In fact, for the three systems which would have been subjected to new requirements had the proposed rule survived, all are evaluated by DCAA audits in contrast to the other three that are evaluated by DCMA reviews. Therein is a clear and present danger to government contractors to the extent that DCAA’s former director (Pat Fitzgerald) stated that “DCAA is focusing on identifying business system deficiencies during ongoing audits (e.g. proposal and incurred cost, etc.). Mr. Fitzgerald’s statement is reinforced by DCAA’s “Deficiency Report” audit program (11090) which is “to prepare and issue an audit report on deficiencies/instances of noncompliance with the DFARS criteria in a contractor business system after they are identified in an audit other than business system audit”. Although DCAA’s Annual Program Plan for Fiscal Year 2015 indicates that DCAA does not have the resources to perform business systems audits, that Program Plan indicates that DCAA’s top two priorities are forward pricing audits (bid proposals and/or forward pricing rate proposals) and the indirect cost proposal backlog.

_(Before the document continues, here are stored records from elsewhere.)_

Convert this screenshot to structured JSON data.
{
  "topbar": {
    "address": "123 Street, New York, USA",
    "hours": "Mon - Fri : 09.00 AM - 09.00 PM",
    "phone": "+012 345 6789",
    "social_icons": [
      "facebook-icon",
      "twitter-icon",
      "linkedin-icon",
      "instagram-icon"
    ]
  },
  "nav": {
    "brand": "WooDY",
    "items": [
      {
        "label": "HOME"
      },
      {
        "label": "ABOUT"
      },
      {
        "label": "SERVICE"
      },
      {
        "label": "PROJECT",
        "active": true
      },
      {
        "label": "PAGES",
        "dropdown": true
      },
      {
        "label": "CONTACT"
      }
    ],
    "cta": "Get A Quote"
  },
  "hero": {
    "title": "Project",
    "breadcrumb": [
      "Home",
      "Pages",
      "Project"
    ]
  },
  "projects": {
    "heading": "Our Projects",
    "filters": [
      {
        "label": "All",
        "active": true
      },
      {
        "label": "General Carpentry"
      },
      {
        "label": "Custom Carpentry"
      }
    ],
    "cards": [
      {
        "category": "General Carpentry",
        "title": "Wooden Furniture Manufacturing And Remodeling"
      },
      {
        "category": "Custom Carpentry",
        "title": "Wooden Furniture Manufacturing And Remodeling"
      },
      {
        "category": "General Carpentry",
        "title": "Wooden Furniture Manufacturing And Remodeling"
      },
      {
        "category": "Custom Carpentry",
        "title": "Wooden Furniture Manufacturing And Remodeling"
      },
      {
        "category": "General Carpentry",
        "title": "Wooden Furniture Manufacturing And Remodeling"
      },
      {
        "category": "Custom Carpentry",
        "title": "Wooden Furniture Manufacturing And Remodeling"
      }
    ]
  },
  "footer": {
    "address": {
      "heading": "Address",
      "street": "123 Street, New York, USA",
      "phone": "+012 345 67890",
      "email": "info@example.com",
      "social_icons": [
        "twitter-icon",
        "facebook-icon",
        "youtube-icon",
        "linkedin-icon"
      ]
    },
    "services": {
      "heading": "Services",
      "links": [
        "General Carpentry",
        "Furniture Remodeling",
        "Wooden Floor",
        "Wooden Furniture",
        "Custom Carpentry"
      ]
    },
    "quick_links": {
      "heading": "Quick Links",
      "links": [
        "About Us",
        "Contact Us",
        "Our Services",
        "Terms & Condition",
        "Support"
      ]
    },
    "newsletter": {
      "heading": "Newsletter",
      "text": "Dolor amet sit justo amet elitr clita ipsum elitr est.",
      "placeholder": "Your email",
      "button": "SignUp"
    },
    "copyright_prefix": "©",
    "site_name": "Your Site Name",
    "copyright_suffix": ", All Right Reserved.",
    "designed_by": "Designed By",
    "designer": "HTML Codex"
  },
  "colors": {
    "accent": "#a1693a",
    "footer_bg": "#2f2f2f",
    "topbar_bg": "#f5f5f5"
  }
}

Not so coincidentally, DCAA’s top priorities are the two “other than business systems audits” given as examples in Mr. Fitzgerald’s statement related to deficiency reports.
Finally, the pre-existing business systems rules and the system specific compliance criteria have been embraced by DCAA regardless of the applicability of the business systems rule to a particular contract or contractor. This was initially evidenced when DCAA auditors identified “significant deficiencies” while auditing contractor incurred cost proposals which pre-date the May 18, 2011 rule. Although the evidentiary matter (contractor records) clearly pre-dated any possible application of the May 2011 business systems criteria, DCAA cited that criteria in its deficiency reports. DCAA is on the same path within its Accounting Business System audit program, which states that even for contractors who are not contractually required to comply with the DFARS criteria, “nevertheless, the DFARS criteria are suitable standards to use in determining the acceptability of any Government contractor’s system for accumulation and billing of costs under Government contractors”. In other words, if a contractor is subject to contract audits by DCAA, that contractor is expected to comply with regulatory criteria which may or may not be contractually required.
In the context of the quiet death of the proposed rule (2012-D042; more accurately the proposed change to an existing rule), contractors may have won the battle but lost the war. At the very least, there are no peace talks past, present or future with respect to contractors or contracting officers with DCAA and its intentions to find and report at least some of the alleged significant deficiencies. After all, contractor business systems are purportedly the first line of defense against fraud, waste and abuse whether or not DCAA can ever devise a comprehensive strategy for auditing contractors for compliance.
And one last parting comment, although auditing standards implicate gaining an understanding of business systems internal controls in part to rely on those controls to reduce audit resources, as long as DCAA never really performs a business system (internal control) audit, DCAA will never use contractor business systems to reduce DCAA’s audit scope on other audits. Nothing like compounding DCAA’s shortage of audit resources by failing to prioritize audits which could make other audits more efficient.